En sortant du parking d’Anacortes. Il pleut. Un homme barbu appuyé sur une canne fait signe : je reconnais un des passagers du ferry et m’arrête. Merci merci c’est inespéré c’est tellement gentil à vous de vous arrêter j’étais dans le ferry je vais à Commercial Avenue c’est incroyable tout de même qu’il n’y ait pas de bus le dimanche il y en a tous les jours de la semaine vraiment ce n’est pas pratique vous voyez je suis resté bloqué – comment ça marche votre ceinture de sécurité, ah voilà… c’est parti. Il souffle. Il sent l’alcool. Est-ce bien raisonnable de prendre en stop un clochard ? Il n’est pas bien menaçant. La divinité se déguise en mendiant pour visiter les mortels.

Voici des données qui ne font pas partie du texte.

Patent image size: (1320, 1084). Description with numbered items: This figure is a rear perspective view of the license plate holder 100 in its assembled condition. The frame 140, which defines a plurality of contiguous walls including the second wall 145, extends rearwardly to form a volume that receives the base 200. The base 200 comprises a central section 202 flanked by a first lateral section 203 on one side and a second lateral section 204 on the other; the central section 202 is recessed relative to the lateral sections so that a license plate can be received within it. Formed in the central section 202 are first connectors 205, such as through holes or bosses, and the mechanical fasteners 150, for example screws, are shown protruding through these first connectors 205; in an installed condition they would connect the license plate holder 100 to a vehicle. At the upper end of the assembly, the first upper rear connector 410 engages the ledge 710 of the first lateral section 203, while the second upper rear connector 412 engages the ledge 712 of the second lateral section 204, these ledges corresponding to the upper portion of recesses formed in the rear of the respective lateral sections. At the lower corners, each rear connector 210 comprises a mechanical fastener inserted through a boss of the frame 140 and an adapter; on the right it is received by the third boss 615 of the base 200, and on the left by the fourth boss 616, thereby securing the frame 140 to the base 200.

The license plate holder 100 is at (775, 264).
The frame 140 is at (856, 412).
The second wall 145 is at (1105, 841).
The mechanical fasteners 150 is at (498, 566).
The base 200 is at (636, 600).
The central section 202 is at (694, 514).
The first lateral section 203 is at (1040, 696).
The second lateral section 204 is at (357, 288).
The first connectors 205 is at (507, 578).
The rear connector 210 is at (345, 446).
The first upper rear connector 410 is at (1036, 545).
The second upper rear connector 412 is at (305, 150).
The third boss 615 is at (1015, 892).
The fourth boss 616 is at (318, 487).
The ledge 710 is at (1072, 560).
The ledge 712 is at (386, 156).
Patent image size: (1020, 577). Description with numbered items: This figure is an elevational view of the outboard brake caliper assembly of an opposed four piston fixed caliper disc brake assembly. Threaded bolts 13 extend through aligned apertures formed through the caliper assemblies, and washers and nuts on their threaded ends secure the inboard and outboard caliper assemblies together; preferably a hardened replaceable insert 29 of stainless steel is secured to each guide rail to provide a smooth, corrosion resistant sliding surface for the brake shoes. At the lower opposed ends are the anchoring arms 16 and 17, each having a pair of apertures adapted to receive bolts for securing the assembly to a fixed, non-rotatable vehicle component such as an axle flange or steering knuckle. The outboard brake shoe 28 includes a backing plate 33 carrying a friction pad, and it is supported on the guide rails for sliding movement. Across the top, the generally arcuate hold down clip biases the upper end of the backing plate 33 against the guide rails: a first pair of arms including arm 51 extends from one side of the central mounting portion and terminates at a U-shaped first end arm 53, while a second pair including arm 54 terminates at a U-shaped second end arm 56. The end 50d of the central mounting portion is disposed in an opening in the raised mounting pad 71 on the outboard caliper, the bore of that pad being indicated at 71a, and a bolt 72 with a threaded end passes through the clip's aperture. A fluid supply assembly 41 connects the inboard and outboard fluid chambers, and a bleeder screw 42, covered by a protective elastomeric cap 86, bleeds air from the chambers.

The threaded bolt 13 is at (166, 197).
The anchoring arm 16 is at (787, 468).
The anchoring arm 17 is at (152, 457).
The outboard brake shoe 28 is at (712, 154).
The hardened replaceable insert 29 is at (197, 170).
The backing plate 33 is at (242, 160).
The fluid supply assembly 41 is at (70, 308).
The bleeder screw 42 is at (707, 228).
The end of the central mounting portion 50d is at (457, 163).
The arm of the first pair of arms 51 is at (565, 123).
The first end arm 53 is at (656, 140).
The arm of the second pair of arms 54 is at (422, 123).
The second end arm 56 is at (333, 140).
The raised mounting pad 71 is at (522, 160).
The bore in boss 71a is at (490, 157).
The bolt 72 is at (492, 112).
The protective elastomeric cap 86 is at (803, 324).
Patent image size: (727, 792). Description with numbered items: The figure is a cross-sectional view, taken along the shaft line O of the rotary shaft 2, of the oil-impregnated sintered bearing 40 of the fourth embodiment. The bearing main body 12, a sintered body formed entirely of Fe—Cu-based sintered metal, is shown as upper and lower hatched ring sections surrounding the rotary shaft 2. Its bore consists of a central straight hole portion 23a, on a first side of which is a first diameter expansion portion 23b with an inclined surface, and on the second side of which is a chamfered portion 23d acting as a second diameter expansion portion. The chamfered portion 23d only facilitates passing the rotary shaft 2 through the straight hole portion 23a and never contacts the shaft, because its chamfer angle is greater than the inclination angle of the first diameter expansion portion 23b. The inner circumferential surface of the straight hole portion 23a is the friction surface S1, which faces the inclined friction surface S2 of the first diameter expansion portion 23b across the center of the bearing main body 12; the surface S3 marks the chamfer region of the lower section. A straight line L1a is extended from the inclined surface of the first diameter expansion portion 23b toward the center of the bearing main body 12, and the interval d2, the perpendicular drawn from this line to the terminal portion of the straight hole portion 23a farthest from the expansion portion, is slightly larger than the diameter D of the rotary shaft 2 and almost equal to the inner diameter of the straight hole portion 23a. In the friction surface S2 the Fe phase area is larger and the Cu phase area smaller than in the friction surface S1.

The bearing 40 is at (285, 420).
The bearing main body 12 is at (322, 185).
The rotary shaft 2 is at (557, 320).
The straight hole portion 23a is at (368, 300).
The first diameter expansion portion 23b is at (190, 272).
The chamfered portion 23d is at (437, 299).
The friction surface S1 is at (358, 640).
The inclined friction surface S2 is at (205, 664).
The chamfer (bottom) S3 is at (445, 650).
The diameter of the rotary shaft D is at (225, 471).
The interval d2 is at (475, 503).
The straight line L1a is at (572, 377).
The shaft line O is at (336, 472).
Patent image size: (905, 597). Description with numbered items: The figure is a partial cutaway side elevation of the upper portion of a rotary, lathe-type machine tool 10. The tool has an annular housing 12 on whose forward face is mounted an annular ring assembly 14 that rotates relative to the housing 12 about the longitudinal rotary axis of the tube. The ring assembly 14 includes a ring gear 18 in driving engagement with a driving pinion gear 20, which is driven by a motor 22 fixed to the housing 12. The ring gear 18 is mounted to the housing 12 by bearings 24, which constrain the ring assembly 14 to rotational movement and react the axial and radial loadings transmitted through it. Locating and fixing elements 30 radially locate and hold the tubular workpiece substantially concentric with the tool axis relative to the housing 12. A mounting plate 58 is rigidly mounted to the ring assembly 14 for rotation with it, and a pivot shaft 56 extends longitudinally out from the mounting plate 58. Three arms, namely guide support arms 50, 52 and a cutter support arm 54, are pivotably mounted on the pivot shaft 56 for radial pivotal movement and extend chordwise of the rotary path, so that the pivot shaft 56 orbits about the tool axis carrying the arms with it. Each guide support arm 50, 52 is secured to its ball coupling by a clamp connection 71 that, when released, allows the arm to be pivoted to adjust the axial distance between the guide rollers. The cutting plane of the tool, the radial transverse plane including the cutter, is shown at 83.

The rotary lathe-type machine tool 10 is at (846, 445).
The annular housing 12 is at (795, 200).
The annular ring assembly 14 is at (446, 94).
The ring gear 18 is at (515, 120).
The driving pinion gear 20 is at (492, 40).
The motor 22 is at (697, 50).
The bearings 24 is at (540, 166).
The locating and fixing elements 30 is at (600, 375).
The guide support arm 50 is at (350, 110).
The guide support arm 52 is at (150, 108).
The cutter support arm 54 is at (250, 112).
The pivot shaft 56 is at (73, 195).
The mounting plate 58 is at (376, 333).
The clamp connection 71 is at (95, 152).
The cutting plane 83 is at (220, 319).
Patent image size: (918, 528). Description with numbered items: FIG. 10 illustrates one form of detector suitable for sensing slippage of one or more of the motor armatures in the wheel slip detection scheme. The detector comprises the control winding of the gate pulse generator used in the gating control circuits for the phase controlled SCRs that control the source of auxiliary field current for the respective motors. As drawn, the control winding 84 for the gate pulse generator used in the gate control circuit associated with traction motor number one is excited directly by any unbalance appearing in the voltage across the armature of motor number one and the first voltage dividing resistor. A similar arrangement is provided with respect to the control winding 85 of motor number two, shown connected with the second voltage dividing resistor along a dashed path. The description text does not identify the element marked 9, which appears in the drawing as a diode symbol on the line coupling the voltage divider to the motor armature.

Oui c’est surprenant qu’il n’y ait pas de bus le dimanche c’est tellement touristique les San Juan… Mais il faut dire qu’en hiver il n’y a pas grand monde. Pourtant ces îles sont magnifiques en été mais aussi en hiver avec la pluie et le vent vous voyez c’est un décor de théâtre absolument parfait… dramatique.. oui je travaille dans le théâtre, je suis scénographe… ah vous êtes française je l’avais deviné vous avez un accent… sur ces îles on pourrait mettre en scène En attendant Godot vous savez cette pièce de Samuel Beckett l’Irlandais qui écrivait en français…
Je ne saurai jamais comment il entendait mettre en scène Godot, cette pièce de l’absurde et du vide, dans ce paysage océanique. Godot me semble urbain. Je l’aurais fait jouer dans un jardin public, entre les toboggans et les animaux à ressort. Et dans l’immensité des San Juan, je voyais une rêverie existentielle comme Peer Gynt. Mais mon passager était arrivé à destination. Il m’a remercié chaleureusement, et m’a quittée d’un « God bless you » : je me suis sentie protégée et j’ai repris la route vers Seattle en me réjouissant de ces rencontres inattendues.